Comecemos pela primeira cena, de um Robert Pattinson caído no fundo de uma caverna de gelo quando outro personagem fala com ele por uma fenda no chão acima. É um contraplano de faculdade, em um cenário digitalizado e com pouco se qualquer cuidado no enquadramento - o que é a norma mesmo para cineastas “renomados” como Nolan, Scorsese, Coogler, hoje em dia. Pois Pattison, embora se remexa e murmure, faz apenas isso, com uma expressão (nível escola de interpretação) que regurgita o que está sentindo: frio, dor de barriga, dor. Não há qualquer espaço para nuance nem nestes, nem em nenhum plano de todo o filme, no qual por boa parte seus atores gritam, esbravejam, reagem com caras e bocas. Não há dúvida: Hollywood está cada vez mais perto de uma novela das 7.
Quanto às suas unidades, não há o que se salve: quando os dois Pattinson conversam um com o outro, o plongée é, novamente, acadêmico: o mais intenso visto de baixo, o tímido visto de cima. O cenário ao fundo do quadro? Não importa, é só um borrão cinza. Isole os quadros, e você tem um não-plano, um vídeo de tiktok onde um ator interpreta algumas falas em um fundo neutro e, supostamente, devemos nos impressionar por como ele atua consigo mesmo. Virou comum para o cinema hollywoodiano, porém, fazer atores atuarem para o além, pois precisa ser muito ingênuo para achar que, com a infinidade de close-ups em cada filme, seus companheiros de cena estão ali e não sentados confortavelmente enquanto são paparicados no backstage. Logo, nada de impressionante há em uma cena onde um ator conversa consigo mesmo interpretando dois personagens, pois ela foi gravada do mesmo jeito que as outras cenas de Pattinson, contracenando com outros atores, foram: ele sozinho, com a câmera no seu rosto (para sua consideração).
Quanto à narrativa, o excesso tem se tornado outra norma do “autor” norte-americano (e é isso que Bong se torna aqui). Jogue quantos elementos e temas quiser em um filme, faça uma salada amarga, que alguns deles vão respingar na plateia e na crítica (esta, tão rasa quanto o Trump de Mark Ruffalo) que se verá então obrigada a elogiar o filme por conta de seu discurso pró-palestina. Um filme de 120 milhões de dólares que é incapaz, ao longo de duas horas, de mostrar uma única cena de humanidade.

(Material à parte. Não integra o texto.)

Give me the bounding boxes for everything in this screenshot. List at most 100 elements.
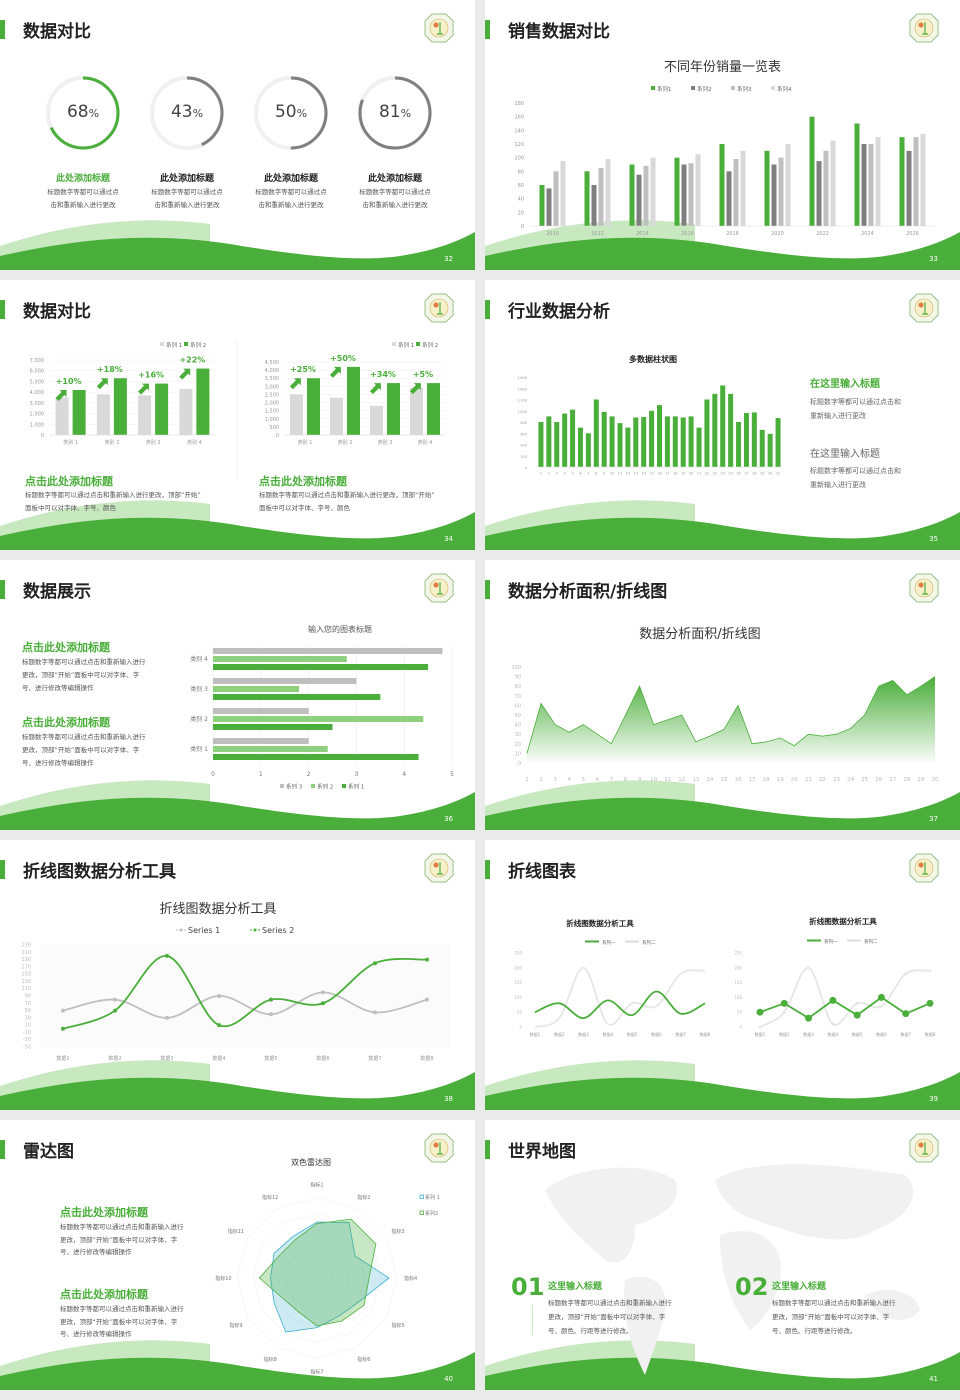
wave-green	[485, 1352, 960, 1390]
logo-mark	[433, 582, 439, 588]
page-number: 34	[444, 535, 453, 543]
bar	[213, 754, 419, 760]
slide-39[interactable]: 0 50 100 150 200 250 数据1 数据2 数据3 数据4 数据5 数据6 数据7 数据8 系…	[485, 840, 960, 1110]
y-tick-label: 4,000	[265, 368, 279, 374]
bar	[759, 429, 765, 467]
y-tick-label: 100	[514, 995, 522, 1000]
slide-32[interactable]: 数据对比 68% 此处添加标题 标题数字等都可以通过点 击和重新输入进行更改 43% 此处…	[0, 0, 475, 270]
slide-37[interactable]: 0 10 20 30 40 50 60 70 80 90 100 1 2 3 4 5 6 7 8 9 10 11 12 13 1…	[485, 560, 960, 830]
x-tick-label: 数据6	[876, 1031, 887, 1037]
x-tick-label: 0	[211, 771, 215, 778]
slide-38[interactable]: -50 -30 -10 10 30 50 70 90 110 130 150 170 190 210 230…	[0, 840, 475, 1110]
bar	[213, 724, 333, 730]
bar	[726, 171, 732, 226]
bar	[854, 123, 860, 226]
series-line	[534, 966, 706, 1028]
series-line	[759, 966, 931, 1028]
legend-swatch	[691, 86, 695, 90]
bar	[767, 433, 773, 467]
legend-swatch	[160, 342, 164, 346]
series-line	[534, 990, 706, 1020]
block-text: 标题数字等都可以通过点击和 重新输入进行更改	[810, 398, 901, 420]
bar	[823, 150, 829, 226]
growth-label: +5%	[413, 370, 433, 379]
legend-label: 系列 3	[286, 783, 303, 791]
x-tick-label: 24	[847, 777, 854, 783]
page-number: 33	[929, 255, 938, 263]
legend-marker	[179, 928, 183, 932]
y-tick-label: 180	[514, 101, 524, 107]
bar	[96, 394, 110, 435]
x-tick-label: 16	[735, 777, 742, 783]
block-text: 标题数字等都可以通过点击和重新输入进行更改，顶部“开始”面板中可以对字体、字号、…	[60, 1305, 184, 1338]
slide-35[interactable]: 0 200 400 600 800 1,000 1,200 1,400 1,600 1 2 3 4 5 6 7…	[485, 280, 960, 550]
wave-green	[0, 232, 475, 270]
data-point	[855, 1001, 859, 1005]
bar	[593, 399, 599, 467]
bar	[617, 423, 623, 467]
bar	[347, 366, 360, 435]
bar	[546, 188, 552, 226]
item-number: 02	[735, 1273, 769, 1301]
slide-40[interactable]: 指标1 指标2 指标3 指标4 指标5 指标6 指标7 指标8 指标9 指标10 指标11 指标12 系…	[0, 1120, 475, 1390]
x-tick-label: 2012	[591, 231, 604, 237]
bar	[387, 383, 400, 435]
y-tick-label: 250	[734, 951, 742, 956]
block-heading: 点击此处添加标题	[25, 475, 113, 488]
x-tick-label: 数据1	[56, 1055, 69, 1062]
x-tick-label: 类别 2	[104, 439, 119, 446]
slide-graphics	[0, 13, 475, 270]
logo-mark	[433, 302, 439, 308]
bar	[720, 385, 726, 467]
growth-label: +16%	[138, 371, 164, 380]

Pelo contrário, há um sadismo involuntário, na mutilação da pequena criatura, na tortura dos passageiros, na nojeira da comida como piada. E a maneira de resolver isso não é com humanidade, mas encontrando uma guerra no meio do nada com os seres que habitam o planeta alienígena - a forma como Bong encara o dilema da linguagem faz Dragon Ball parecer 2001 (1968).
Um filme infantilizado, cartunesco, desconjuntado. Uma tragédia em todos os sentidos, de um diretor que fez alguns projetos interessantes, mas que descambou para o pior lado possível: sem saber, ou sem reconhecer, o mesmo que elegeu o homem que agora ele satiriza.